{Note: The Madonna Timeline is an ongoing feature, where I put the iPod on shuffle, and write a little anecdote on whatever was going on in my life when that Madonna song was released and/or came to prominence in my mind.}
The year was 1985. In the wood-paneled family room of my childhood home, the remains of a Saturday morning of cartoons had faded away, and the early afternoon chill of the second half of the weekend had begun. Our parents were off somewhere else, leaving my brother and I deliciously alone for a couple of hours. On the television, Madonna’s ‘Virgin Tour’ began, and the opening salvo of ‘Dress You Up’ sounded.
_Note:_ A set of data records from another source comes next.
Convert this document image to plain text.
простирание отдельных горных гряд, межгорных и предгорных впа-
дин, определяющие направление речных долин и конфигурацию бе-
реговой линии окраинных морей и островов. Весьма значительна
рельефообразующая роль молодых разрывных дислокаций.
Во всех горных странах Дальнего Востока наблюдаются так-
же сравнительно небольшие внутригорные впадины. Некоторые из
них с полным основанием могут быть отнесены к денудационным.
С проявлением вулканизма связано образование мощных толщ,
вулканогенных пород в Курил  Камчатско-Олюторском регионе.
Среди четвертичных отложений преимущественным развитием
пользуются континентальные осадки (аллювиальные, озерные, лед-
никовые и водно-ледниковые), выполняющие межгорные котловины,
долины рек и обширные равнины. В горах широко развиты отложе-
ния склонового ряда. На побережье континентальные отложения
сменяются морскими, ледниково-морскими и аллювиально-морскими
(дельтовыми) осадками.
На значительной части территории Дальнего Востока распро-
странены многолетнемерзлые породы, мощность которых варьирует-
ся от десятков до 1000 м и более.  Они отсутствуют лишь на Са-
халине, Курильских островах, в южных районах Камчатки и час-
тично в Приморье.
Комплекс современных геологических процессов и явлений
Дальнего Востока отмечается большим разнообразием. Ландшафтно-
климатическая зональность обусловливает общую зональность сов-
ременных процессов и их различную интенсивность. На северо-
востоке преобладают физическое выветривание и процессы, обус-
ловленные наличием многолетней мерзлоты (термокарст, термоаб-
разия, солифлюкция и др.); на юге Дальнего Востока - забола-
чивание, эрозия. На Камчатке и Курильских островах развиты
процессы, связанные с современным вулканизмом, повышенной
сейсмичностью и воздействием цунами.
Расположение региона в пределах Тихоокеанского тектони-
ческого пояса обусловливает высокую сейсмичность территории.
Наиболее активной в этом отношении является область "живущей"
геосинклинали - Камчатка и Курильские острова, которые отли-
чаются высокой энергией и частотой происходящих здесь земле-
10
I didn’t know her then. I also didn’t know how concerts worked, or whether she would sing more songs that I recognized. All I knew was that one hit after another came over the TV, and I alternately sat and danced along with this woman who would change my life from that moment forward.
You’ve got style,
That’s what all the girls say
Satin sheets, and luxuries so fine
All your suits are custom-made in London,
Well I’ve got something that you’ll really like
If ‘Material Girl’ made me a Madonna fan, ‘Dress You Up‘ solidified that status. It was catchy, had a driving beat, and on the surface it was all about fashion. It spoke to me in ways overt and subliminal, and it may just be my favorite cut off the ‘Like A Virgin‘ opus – no small feat considering the lead-track (MG) and the title-track (LAV). ‘Dress You Up’ touched something deeper in my gay psyche: a love of glamour, a perfectly-crafted pop song, and a dream of something better. (It also marked my most egregious lyrical misunderstanding of all time – instead of “All your suits are custom made in London” I thought it was “All your suits are custom made and laundered.” Such was the thought process of a ten-year-old gay boy. Either way worked.)
Gonna dress you up in my love
All over, all over
Gonna dress you up in my love,
All over your body.
In my brother’s boyhood bedroom, I played this song over and over on his stereo, rewinding it and jumping on the bed to the Nile Rodgers beat. In the same space where we re-created ‘You Can’t Do That on Television’ (recording our own ‘˜You Can’t Do That on Tape’ audio cassettes and staging earthquakes with falling debris in the place of green slime – hey, I may have loved Madonna but I was still just a boy), I listened to her sing about the stuff of fantasy and fascination. The underlying metaphors might have been lost on my virgin ears, but there were more powerful forces at work.
Feel the silky touch of my caresses
They will keep you looking so brand new
Let me cover you with velvet kisses
I’ll create a look that’s made for you
Gonna dress you up in my love
All over, all over
Gonna dress you up in my love,
All over your body.
Far more than come-hither sexiness, Madonna showed me the art of seduction – not so much as a means of gaining access to the bedroom, but as a pathway to acceptance and love. With her strut, her cockiness, and her devil-may-care sense of fashion, she taught me confidence – and even if that confidence wasn’t real, even if it was just a front ‘ there was power in that. When Madonna looked out at the world as her own, she made it all right for me to look too, and if I could get there by dressing myself up, so much the better. Because that was something I could do.